Moscow’s illegal occupation of Crimea is an even greater threat to the world and to Russia itself than many imagine because, as political commentator Serhiy Stelmakh points out, the Kremlin has been using the Ukrainian peninsula as a laboratory as a testing site for repressive measures it then employs elsewhere.
In Radio Liberty’s Krymr.com portal, which Russian occupation authorities in Crimea have declared “extremist” and sought to block, Stelmakh says that this trend has become so obvious that one cannot fail to recall the words of Pastor Martin Niemoeller about what happens when one doesn’t oppose illegal actions against others.
“In present-day Crimea,” he writes, “the events of the 1930s are being repeated with shocking exactitude,” something that must be of concern not only to those who care about Crimea and Ukraine but also to those who care about Russia or anywhere else the power of Vladimir Putin is projected.
One of the reasons for that disturbing conclusion, Stelmakh suggests, is that the repressions in Crimea are being carried out as was the case in Nazi Germany not just by state organs but by the lumpen the state has put in play; and as history shows, “there is no worse an oppressor than a former slave.”
Moreover, the recent dramatic increase in the number of searches and arrests in Crimea coincided with the arrival in the Ukrainian peninsula of Tatyana Moskalkova, the Russian human rights ombudsman, a “coincidence” that represents the latest “spitting in the face” of any notions of legality and justice.
Many who now support Putin assume that they will escape any oppression because they are on the side of the oppressors, Stelmakh says; but they are wrong: those who are cheering him today as in the Russian-occupied Donbas will be next in line – something they might realize if they looked at what the Russian powers that be have been doing in Crimea.
A few days ago, the occupation authorities in Simferopol used force to disperse a group of pro-Moscow people who were upset by the closure of “the so-called Cossack cadet corps.” Despite what one might have thought, “they weren’t saved by their Russian flags or St. George ribbons, which have become a sad symbol of Russian neo-fascism and revanchism.”

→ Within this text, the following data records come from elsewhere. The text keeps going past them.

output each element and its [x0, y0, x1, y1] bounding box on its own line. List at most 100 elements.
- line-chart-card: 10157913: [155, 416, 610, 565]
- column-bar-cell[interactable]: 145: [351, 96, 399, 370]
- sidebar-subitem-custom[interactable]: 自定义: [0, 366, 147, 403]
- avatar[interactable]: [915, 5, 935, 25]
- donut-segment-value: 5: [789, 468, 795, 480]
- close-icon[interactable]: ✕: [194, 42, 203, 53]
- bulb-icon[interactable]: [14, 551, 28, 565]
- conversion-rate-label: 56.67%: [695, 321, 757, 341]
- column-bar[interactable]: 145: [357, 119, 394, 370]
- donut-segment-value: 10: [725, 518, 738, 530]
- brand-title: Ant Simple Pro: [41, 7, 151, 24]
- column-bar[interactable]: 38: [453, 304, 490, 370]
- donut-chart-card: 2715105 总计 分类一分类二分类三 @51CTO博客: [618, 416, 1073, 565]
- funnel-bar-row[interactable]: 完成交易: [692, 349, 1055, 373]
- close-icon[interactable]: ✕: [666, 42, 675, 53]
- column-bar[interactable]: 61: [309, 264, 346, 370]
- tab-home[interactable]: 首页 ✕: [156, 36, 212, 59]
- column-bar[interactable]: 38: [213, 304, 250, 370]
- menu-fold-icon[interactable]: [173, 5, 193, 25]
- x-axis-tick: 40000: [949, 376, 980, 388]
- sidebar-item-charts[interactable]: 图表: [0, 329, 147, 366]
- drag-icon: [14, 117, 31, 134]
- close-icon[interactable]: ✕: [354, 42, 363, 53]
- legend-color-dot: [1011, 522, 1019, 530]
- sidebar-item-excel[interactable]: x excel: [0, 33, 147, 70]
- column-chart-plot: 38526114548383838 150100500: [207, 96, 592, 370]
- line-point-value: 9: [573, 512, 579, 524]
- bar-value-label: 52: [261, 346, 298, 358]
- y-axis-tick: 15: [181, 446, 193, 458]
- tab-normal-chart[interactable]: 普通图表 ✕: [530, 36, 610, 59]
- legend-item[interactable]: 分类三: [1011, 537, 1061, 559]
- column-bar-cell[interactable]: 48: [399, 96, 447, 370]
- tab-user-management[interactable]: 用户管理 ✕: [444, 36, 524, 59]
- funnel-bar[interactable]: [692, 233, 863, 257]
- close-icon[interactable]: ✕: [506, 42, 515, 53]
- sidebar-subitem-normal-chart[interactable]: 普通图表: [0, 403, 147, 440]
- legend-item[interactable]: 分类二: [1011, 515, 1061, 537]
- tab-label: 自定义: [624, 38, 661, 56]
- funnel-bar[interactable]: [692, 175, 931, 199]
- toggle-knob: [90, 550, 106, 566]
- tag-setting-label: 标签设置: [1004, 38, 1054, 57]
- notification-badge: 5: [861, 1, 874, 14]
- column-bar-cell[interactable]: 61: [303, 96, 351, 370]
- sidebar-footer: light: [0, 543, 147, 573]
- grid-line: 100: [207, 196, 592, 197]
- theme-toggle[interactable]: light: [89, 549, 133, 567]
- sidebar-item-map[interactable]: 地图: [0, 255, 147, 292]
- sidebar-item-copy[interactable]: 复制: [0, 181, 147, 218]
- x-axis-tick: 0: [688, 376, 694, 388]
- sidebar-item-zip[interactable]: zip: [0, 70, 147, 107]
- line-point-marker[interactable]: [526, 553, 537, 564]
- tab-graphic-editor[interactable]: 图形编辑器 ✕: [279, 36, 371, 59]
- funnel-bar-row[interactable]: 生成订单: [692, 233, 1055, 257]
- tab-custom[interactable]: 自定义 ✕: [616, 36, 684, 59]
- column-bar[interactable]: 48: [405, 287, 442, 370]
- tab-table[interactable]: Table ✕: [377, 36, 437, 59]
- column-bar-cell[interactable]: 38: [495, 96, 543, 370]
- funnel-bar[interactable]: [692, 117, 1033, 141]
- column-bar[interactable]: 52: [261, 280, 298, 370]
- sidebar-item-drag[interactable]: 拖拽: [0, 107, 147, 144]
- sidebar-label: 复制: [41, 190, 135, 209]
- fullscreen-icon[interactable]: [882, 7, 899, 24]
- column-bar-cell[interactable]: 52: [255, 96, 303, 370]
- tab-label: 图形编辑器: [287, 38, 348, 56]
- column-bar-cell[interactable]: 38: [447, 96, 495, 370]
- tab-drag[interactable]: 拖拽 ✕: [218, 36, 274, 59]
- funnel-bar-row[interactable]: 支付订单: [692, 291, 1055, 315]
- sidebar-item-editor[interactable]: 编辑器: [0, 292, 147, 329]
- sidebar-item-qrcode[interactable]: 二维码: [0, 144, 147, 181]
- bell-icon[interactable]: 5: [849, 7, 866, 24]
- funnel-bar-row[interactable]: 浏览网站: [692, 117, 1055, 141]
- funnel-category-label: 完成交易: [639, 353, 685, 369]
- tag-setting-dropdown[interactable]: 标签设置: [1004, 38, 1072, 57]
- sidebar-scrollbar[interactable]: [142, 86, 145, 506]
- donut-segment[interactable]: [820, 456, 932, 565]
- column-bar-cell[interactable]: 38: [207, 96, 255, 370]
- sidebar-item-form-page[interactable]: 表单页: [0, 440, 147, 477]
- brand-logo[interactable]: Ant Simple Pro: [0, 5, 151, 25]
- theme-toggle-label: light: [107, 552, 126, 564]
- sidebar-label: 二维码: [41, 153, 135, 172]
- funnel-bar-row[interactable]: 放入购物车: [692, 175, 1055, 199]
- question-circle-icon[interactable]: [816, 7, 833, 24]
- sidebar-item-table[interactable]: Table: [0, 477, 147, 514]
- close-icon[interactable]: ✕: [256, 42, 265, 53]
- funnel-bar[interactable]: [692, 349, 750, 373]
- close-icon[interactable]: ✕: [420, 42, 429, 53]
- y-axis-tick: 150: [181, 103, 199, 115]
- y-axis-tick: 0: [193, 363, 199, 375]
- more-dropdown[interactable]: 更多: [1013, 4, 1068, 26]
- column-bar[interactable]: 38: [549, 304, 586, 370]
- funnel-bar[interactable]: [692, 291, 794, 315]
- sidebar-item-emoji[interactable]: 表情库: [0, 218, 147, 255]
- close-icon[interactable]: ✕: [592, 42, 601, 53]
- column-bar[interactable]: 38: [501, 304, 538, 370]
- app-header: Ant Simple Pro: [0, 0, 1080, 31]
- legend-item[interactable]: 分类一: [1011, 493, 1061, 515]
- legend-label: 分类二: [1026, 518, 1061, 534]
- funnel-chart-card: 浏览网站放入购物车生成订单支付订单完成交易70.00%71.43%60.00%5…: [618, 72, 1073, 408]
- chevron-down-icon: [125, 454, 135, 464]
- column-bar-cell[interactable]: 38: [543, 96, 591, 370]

The Russian occupation authorities in Simferopol using force to disperse a group of pro-Moscow parents and relatives protesting the closure of a Cossack cadet school. Note that one of the policemen is taking a video of the protest for future identification of its participants. At the end of the YouTube video, a high-ranking police officer arrives and commands the protesters to “shut your mouths” and to his subordinates to “record everyone in the report and interrogate.”
Their fate was preceded by similar actions by the occupiers against those working in local markets, farmers, and entrepreneurs, who like them “fell on their knees in the direct sense of the word” and begged the Kremlin to intervene against the local oppressors. But their calls were drowned out by Russian television coverage of Putin’s war in Syria.
From what one can see, Stelmakh says, “Crimea is only a proving ground for breaking in new repressions which in the future can be applied on the territory of Russia.” That is highlighted by the recent package of “anti-terrorist” laws that odious Duma deputy Irina Yarovaya has proposed. Almost all of these tools were first used in Crimea.
In offering her proposals, Yarovaya made another statement which recalls the Nazi past against which Niemoeller warned. She insisted that “repressions concern only criminals,” thus officially introducing the term “repression” as something the authorities have the right to do to the population, as they are already doing in Crimea.
“Such ‘legislative’ initiatives,” Stelmakh continues, “are the logical continuation of the sadly well-known ‘Crimean paragraph’ about separatism introduced in the summer of 2014.” And they now involve ever greater efforts by the Russian powers that be to control the Internet, something that again the occupiers have already been doing on the Ukrainian peninsula.
When Putin seized Crimea, he says, “many experts in Russia and beyond its borders pointed out that the regime had put itself on a slippery slope” and that “for self-preservation, it would have to tighten the screws.” But they wondered whether there was a sufficiently “broad social base” for carrying out such repressions.
Put in “crudest terms, they doubted whether there would be found the necessary number of snitches, executioners, and camp guards.” But unfortunately, “the Crimean events show” that the Kremlin has all of the people it needs to carry out its campaign of repression, first attacking one group and then moving on to others.
“In such a social-political construction,” of course, “the popular masses are a priori in the ranks of enemies, opponents and potential revolutionaries,” and thus Stelmakh says, the Kremlin and its allies–some out of self-interest and others infected with the “Crimea is ours” psychosis–feel compelled to move against them one after another.
The political commentator concludes, “the speed of the transformation of Russia into North Korea depends on specific political factors, but the vector has already been designated,” first and foremost in occupied Crimea.